Jacory Harris of Miami is trying to gain weight the old-fashioned way: by eating himself into a clammy, gibbering stupor at "MLK Restaurant Proudly Specializing in Home Cooked Meals" in Miami. Put down your drool guards, fat guys, because we're about to reprint quality food porn that is the culinary equivalent of watching vintage Swedish adult film through the scrambled lines of cheap eighties cable.
One glance at the menu backs up the slogan. Fried chicken and smothered chicken wings. Pan Sausage. Liver and grits. It's all food, as one of your older relatives likes to say, that "sticks to your ribs.
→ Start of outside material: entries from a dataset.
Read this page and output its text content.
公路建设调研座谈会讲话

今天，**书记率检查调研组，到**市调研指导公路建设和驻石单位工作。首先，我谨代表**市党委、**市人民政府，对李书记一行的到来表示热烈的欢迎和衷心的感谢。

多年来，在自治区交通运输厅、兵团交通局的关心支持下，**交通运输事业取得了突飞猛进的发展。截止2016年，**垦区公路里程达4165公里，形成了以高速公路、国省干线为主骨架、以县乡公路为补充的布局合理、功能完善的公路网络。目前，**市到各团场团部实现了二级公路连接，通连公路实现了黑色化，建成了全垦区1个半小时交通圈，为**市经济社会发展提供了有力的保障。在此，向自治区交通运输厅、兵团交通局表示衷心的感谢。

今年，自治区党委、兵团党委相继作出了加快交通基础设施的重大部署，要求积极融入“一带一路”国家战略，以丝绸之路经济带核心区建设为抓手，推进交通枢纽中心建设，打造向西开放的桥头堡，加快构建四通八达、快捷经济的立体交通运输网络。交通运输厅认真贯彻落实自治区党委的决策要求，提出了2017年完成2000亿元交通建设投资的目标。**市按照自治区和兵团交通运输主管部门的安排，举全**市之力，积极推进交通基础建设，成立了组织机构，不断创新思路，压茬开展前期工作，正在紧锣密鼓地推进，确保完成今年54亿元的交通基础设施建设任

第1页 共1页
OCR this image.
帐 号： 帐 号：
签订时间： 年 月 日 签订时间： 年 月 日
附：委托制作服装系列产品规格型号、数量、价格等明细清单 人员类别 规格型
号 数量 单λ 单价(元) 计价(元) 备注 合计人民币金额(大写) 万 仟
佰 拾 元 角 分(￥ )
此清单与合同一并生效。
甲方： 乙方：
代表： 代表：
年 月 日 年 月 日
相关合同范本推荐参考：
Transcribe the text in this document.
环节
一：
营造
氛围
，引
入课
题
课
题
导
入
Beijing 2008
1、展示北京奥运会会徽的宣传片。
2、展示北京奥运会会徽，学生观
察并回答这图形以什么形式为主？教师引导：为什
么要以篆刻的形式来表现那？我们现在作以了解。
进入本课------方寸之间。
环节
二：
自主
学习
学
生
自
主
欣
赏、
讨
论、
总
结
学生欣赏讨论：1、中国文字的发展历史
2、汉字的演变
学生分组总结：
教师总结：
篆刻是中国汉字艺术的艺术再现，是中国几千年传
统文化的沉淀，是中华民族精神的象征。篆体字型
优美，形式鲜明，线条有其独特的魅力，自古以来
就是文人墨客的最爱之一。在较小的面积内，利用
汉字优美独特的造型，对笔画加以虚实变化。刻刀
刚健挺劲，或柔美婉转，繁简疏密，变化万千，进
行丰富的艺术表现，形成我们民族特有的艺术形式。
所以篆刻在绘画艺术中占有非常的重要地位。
Goddamn, that sounds good--even the liver and grits, which for some reason would be delicious in Miami, since for some reason anyone from Miami has the ability to competently prepare the filter-gland and make it taste way better than a body's version of an air-filter has a right to taste.
It would sound a lot better if whole pieces of it didn't bypass the digestive system entirely and take up residency in your colon, brain, and aorta, but who the fuck cares: you have to die someday, and doing that without completely wearing out the warranty on the equipment makes as much sense as letting your car die from old age and not from being wrapped around a telephone pole in a fiery 80 mile police chase. Harris is pounding the fish platter and extra waffle to bulk up, as qbs are following the over all trend of getting larger to absorb the pounding they're taking from the even more swollen likes of linebackers and defensive linemen.
(Willy Korn is the heaviest qb in the ACC at 220, but 30 pounds of that is his cock, because Willy Korn is awesome because his name is Willy Korn, and saying his name in a mantra-like fashion has POWERS.)
He may have to take more of that, too. Miami wants a more "pro-style" feel, which by definition means more formations and more concussions for the quarterback, fewer points, and a vanilla playbook camouflaged with a zillion shifts and one yard runs on first down.